5. Reliability checklist

  • Terminal guard type + panic hook: raw mode/alternate screen/keyboard flags always restored, even on panic.
  • Every spawned task's failure becomes an Event::TaskFailed rendered as a status-bar error — no silent hangs, no unwrap on I/O.
  • Token refresh races guarded by a single-flight lock.
  • Audio device disappearance (headphones unplugged) → backend emits PlayerEvent::Failed, engine retries on default device, pauses on repeated failure.
  • Config/keymap parse errors are reported with line context and fall back to defaults — a typo in keymap.toml must not brick the app.
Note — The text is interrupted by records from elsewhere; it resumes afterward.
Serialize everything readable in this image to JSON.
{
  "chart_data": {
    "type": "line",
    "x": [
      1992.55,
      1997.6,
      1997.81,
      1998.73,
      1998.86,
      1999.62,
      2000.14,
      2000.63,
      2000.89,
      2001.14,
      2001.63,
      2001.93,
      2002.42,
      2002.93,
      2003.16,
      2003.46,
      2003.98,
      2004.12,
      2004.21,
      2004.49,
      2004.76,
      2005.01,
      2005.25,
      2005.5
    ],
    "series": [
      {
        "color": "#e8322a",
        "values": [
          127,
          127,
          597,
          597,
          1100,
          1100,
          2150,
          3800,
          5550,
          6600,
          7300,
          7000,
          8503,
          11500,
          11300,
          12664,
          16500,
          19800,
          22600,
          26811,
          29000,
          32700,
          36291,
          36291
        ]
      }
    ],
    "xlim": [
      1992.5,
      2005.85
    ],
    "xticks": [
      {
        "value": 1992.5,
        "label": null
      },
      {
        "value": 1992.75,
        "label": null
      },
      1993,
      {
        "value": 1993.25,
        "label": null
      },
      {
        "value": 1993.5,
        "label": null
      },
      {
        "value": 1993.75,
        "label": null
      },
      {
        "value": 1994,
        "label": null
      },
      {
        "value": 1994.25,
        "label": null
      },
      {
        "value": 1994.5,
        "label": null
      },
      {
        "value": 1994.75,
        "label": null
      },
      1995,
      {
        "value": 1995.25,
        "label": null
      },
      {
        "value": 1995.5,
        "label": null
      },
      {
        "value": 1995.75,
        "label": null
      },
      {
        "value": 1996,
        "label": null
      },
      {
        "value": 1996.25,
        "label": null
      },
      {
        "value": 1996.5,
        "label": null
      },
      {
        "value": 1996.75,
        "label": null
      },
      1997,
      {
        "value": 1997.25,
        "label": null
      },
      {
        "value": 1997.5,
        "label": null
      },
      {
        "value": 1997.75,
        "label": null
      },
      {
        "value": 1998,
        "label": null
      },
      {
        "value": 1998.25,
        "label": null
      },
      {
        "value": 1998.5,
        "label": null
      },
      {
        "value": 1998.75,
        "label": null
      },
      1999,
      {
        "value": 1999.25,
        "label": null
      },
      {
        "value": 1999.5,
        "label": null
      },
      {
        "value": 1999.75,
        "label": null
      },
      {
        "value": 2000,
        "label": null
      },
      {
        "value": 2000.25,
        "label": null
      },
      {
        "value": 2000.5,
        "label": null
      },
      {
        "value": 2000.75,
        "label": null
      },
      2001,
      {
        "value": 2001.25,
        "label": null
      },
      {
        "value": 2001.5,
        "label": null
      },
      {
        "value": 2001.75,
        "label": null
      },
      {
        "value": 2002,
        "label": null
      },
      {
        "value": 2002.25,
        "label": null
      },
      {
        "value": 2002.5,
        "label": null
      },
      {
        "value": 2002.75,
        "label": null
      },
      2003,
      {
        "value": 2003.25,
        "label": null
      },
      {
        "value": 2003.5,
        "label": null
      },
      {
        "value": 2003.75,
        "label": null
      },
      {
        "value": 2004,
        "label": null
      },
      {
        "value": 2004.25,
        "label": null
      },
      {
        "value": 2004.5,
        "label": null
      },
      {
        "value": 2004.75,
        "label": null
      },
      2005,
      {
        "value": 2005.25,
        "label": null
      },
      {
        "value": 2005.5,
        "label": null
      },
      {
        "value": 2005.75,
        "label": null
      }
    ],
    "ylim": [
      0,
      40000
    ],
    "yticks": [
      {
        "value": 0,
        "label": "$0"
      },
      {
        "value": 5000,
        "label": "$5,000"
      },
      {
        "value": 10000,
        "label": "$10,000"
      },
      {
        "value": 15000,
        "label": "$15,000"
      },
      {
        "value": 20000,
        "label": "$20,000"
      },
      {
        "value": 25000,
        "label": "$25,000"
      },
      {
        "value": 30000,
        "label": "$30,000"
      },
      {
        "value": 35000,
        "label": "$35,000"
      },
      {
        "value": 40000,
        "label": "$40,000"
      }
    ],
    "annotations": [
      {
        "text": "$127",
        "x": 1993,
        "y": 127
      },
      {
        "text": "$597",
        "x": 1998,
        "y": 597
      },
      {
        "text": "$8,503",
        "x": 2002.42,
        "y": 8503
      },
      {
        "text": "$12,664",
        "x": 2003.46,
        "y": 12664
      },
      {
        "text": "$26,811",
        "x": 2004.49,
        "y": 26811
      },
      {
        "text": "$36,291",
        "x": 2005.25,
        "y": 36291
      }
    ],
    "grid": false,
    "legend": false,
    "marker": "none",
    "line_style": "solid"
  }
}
6. Suggested initial dependencies

[dependencies]
ratatui = "0.30"
crossterm = "0.29"
crokey = "1.4"
tokio = { version = "1", features = ["rt-multi-thread", "macros", "sync", "time"] }
rodio = { version = "0.22", features = ["symphonia-aac", "symphonia-isomp4", "symphonia-alac"] } # check exact feature names
stream-download = { version = "0.24", features = ["reqwest"] }
reqwest = { version = "0.12", features = ["json", "rustls-tls"], default-features = false }
serde = { version = "1", features = ["derive"] }
serde_json = "1"
toml = "0.8"
thiserror = "2"
anyhow = "1"
directories = "6"      # config/cache paths per-OS
tracing = "0.1"        # file-based logging (never stdout — it's the UI)
tracing-subscriber = "0.3"

7. Build order (milestones)

  1. Skeleton: terminal guard, event loop, tab bar, status bar, keymap with defaults.
  2. api crate-module: auth + artists/releases/tracks; Library grid → Artist → Release navigation.
  3. Playback: rodio backend + stream-download, queue, now-playing bar, seek/volume.
  4. Likes, playlists, search, history reporting.
  5. Device sync: heartbeat/poll, transfer playback, remote-control mode.
  6. Polish: server-side state restore, last.fm, config file, themes, optional cover art.